さらに開発の全工程で、ゲームデザインやプログラミングなどの要素が加わる。そのためワークフローは常に行ったり来たりをくり返すことになるという。約20名程度という小所帯だからこそ可能な、インディゲームならではの開発スタイルだ。「この往復が少なくなって、全てのチームが同じ地点にたどり着くと、最終的なリリースまで残された時間いっぱい、クオリティを磨き上げるフェーズに入ります」。もっとも、仕上げの段階でも相応の期間を必要としたのは、言うまでもない。実際、本作は完成まで7年も要したタイトルとなった。
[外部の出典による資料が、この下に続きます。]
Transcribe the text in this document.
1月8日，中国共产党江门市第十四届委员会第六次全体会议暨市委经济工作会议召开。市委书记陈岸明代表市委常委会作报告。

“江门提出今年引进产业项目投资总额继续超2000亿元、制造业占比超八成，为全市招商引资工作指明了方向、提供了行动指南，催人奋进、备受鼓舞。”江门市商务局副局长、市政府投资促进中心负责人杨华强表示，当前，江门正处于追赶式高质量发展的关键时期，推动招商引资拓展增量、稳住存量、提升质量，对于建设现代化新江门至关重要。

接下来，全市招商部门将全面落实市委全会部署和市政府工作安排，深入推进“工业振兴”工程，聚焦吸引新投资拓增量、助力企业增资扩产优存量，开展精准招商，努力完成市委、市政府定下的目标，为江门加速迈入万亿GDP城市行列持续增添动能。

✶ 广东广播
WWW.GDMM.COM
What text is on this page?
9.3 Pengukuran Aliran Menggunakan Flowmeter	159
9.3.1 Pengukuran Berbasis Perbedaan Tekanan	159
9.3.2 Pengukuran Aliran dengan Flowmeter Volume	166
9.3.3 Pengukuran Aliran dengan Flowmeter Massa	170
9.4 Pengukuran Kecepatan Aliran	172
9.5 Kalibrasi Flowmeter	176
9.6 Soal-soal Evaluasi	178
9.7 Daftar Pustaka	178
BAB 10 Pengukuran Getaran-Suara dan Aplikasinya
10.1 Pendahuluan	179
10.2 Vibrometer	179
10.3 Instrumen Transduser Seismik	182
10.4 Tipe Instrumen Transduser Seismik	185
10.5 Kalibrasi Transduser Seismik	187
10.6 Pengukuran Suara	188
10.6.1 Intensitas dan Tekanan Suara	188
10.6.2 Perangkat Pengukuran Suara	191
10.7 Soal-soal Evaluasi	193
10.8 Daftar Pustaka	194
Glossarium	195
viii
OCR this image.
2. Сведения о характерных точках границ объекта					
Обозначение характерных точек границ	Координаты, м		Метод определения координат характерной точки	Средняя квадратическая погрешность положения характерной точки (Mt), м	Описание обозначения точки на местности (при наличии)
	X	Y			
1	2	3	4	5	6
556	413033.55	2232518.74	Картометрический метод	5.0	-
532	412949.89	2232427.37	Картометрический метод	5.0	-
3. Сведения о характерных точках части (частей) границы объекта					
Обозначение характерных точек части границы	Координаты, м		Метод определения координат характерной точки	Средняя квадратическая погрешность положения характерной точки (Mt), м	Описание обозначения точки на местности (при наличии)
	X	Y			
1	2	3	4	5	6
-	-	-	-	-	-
『Sky』におけるシェーダ構成(左)と、実際の使用例(右)
最後にアートワークの技術的な側面も解説された。本作の特徴のひとつは前述の通り、「大きな世界と小さな自分の対比」だ。実際に世界の住人である精霊やNPCは、「星の子ども」よりスケールが大きめに設定されている。そのため、はじめに参考になるスケールを階段やドアなど、現実で馴染みの深いアセットを用いて表現する。一方で本作はモバイルゲームであるため、できる限りモデルの頂点数やテクスチャの解像度を落として、メモリを節約する必要がある。そのため3Dモデルの制作では、タイリングテクスチャとランプシェーダを併用し、見た目のバリエーションを増やしつつ、単調に感じさせない工夫がなされている。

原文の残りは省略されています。